NEWPORT BEACH, Calif. (CN) – The plan to turn an oil field on the Southern California coast into a housing project – as proposed to the California Coastal Commission last year – is effectively dead, but some commissioners only agreed to kill with an eye toward resurrecting a different version down the road.
The commission voted 8 to 1 on Thursday to adopt revised findings regarding its decision this past September to deny approval to Newport Banning Ranch LLC, which sought to develop a coastal oil field that also serves as vital habitat for endangered species and contains vestiges of California's vanishing coastal wetlands.
Despite the impassioned pleas of Banning Ranch's lead counsel Steve Kaufmann, who repeatedly said the adoption of revised findings would preclude his clients from pursuing a project that he characterized as replete with coastal access and environmental benefits.
"These revised findings do not accurately reflect your discussion following the September meeting and do not reflect the basis of your denial," Kaufmann said during his presentation to the commissioners at the commission's regular monthly meeting.
Kaufmann said the commissioners had noted they lacked pertinent information regarding the burrowing owl, an endangered species that some scientists say use the expansive Banning Ranch property as a breeding ground, and whether the property was culturally significant for Native American tribes indigenous to the area.
"The draft of the revised findings does not reflect those deliberations and they preempt any future meaningful review of this property," Kaufman said, adding that the revised findings appeared to indicate the commissioners gave a broad-based denial of the project on several factors that were not cited or considered.
Commissioner Mark Vargas, the sole dissenting vote against adopting the revised findings, said there was a significant gap between what the commissioners said during the September meeting and what staff presented on Thursday.
He voted to deny the project in September in hopes that "we can have our staff work with applicants’ staff to find the most appropriate project possible."
However, commission attorney Chris Pederson said adoption of the revised findings did not necessarily prevent applicants from bringing new information that may prompt the commission to reconsider its decision or bring an altogether new project configuration forward.
Revised findings is a process the Coastal Commission engages in after the denial of a project to solidify the specific findings upon which the commission, a quasi-judicial entity, based its decision.
While Banning Ranch fared poorly on this particular day, commissioners were not shy about encouraging the developers to try again.
"I'd much rather staff and the applicant get together to work on a project that is brought back which would get more support from this commission than get into arguments over the actual findings," said Commissioner Gregory Cox, who is also a San Diego County supervisor.
Banning Ranch is a 401-acre property on the Pacific Ocean which includes wetlands and environmentally sensitive habitat that supports rare wildlife, including the California gnatcatcher, burrowing owl and San Diego fairy shrimp.
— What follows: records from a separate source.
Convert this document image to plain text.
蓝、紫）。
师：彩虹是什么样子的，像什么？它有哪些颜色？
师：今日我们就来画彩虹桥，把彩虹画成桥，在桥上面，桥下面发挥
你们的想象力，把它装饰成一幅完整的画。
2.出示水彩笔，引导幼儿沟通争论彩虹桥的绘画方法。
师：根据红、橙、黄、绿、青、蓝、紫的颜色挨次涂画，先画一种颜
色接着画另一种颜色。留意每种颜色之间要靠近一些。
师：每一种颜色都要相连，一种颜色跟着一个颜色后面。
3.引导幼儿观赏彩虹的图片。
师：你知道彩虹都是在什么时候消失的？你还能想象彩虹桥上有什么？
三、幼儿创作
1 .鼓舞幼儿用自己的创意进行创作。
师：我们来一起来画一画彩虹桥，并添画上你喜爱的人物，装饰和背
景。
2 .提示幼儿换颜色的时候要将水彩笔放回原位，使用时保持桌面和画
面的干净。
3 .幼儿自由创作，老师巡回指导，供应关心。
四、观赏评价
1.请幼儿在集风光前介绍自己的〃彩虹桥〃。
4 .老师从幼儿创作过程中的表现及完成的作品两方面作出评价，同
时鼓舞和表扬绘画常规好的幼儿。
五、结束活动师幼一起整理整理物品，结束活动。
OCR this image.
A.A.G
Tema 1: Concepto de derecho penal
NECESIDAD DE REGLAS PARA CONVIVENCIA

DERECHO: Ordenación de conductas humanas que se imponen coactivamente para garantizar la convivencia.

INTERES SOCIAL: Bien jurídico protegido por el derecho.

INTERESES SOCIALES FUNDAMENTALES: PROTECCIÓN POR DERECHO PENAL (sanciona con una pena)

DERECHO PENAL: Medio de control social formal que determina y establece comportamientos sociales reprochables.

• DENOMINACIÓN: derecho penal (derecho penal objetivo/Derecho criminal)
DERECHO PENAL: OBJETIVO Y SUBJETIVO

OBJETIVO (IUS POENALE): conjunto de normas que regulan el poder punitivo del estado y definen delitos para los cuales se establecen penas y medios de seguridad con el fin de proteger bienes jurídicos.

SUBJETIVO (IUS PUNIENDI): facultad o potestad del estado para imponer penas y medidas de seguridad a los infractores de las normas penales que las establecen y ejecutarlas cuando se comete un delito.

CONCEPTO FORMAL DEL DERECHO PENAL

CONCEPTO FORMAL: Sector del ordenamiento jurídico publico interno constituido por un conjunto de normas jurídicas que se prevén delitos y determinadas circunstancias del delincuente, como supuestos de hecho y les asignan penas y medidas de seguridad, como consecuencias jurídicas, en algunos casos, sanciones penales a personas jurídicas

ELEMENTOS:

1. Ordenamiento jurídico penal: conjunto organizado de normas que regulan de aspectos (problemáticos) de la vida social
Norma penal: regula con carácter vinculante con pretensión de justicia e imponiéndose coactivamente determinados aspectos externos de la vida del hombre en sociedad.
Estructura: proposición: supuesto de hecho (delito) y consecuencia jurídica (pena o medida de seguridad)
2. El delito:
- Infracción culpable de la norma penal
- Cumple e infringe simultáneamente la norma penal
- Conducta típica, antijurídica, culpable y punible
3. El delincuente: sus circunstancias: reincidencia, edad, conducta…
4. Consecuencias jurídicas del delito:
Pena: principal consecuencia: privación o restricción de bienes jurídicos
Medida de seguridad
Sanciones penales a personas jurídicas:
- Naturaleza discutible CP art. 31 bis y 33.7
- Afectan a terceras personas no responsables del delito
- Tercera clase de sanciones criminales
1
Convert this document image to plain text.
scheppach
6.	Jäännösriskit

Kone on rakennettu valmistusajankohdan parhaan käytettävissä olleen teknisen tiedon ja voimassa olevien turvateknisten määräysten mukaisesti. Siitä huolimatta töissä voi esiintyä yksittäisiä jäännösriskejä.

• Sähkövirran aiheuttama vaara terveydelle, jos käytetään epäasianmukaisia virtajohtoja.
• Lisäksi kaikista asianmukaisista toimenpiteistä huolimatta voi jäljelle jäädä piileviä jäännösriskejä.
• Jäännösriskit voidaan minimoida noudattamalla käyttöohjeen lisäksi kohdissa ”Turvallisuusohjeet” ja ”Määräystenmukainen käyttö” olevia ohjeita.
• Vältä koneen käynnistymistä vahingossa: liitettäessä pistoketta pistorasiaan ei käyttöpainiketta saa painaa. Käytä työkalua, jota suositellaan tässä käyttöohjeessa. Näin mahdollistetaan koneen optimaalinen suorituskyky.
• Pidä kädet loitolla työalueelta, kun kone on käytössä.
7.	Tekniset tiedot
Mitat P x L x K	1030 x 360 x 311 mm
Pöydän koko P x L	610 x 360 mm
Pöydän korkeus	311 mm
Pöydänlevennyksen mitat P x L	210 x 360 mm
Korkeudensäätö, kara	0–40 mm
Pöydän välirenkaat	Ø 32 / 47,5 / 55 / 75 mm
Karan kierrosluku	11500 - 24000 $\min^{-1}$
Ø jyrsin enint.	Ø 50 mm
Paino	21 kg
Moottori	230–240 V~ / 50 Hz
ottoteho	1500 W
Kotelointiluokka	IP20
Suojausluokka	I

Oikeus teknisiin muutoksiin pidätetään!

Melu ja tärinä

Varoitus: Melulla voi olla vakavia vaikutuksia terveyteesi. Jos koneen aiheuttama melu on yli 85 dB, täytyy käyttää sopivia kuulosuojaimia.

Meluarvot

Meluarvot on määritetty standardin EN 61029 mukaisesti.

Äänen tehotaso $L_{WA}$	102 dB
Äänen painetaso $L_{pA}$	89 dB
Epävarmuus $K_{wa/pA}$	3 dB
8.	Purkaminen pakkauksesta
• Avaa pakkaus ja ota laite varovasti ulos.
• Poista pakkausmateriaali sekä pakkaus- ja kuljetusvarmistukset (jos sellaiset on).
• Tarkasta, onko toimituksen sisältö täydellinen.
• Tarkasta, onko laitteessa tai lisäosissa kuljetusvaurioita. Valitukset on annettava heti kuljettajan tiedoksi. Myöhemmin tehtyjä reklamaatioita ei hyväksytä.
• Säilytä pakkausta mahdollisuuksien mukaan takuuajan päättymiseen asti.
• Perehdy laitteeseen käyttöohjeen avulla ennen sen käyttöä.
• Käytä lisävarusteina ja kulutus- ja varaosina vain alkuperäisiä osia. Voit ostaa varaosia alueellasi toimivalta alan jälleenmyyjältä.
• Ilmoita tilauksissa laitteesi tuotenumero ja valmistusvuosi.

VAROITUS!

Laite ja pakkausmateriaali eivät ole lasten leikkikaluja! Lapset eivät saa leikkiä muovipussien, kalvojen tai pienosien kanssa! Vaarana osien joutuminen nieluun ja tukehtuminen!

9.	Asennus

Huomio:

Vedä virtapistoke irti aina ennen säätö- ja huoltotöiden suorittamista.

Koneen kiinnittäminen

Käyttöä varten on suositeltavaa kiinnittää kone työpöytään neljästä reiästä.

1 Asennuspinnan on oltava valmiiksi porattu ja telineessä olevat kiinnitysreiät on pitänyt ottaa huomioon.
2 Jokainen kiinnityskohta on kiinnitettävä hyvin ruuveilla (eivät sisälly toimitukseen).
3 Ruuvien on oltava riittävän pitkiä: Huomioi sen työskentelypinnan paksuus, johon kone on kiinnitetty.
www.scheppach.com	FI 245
The site has been used as an oil field, and despite degradation from the oil operations, continues to support wildlife habitat many speakers called “precious” and “special” at Thursday’s marathon meeting.
A vote on the project was scheduled for May, but was pulled when developers asked for a postponement so they could review a commission staff report that said only 55 acres of Banning Ranch were developable. In its most recent recommendation, the commission staff said only 19.7 acres of Banning Ranch could be developed, as more space is needed for burrowing owl habitat.
The developers say such a dramatically slimmed down project is not economically viable. They have long touted the access benefits, including a 7-mile trail network, remediation of former oil sites, affordable housing and a youth hostel.
The property would also host approximately 900 high-end homes and condominiums. Some estimates peg the project’s worth – on prime coastal real estate in the heart of affluent Orange County – at a billion dollars.
Perhaps the stakes are why the battle between conservationists and developers has waged on for more than 20 years and shows no sign of abating.
Thursday's Coastal Commission meeting was held in Newport Beach, also in Orange County.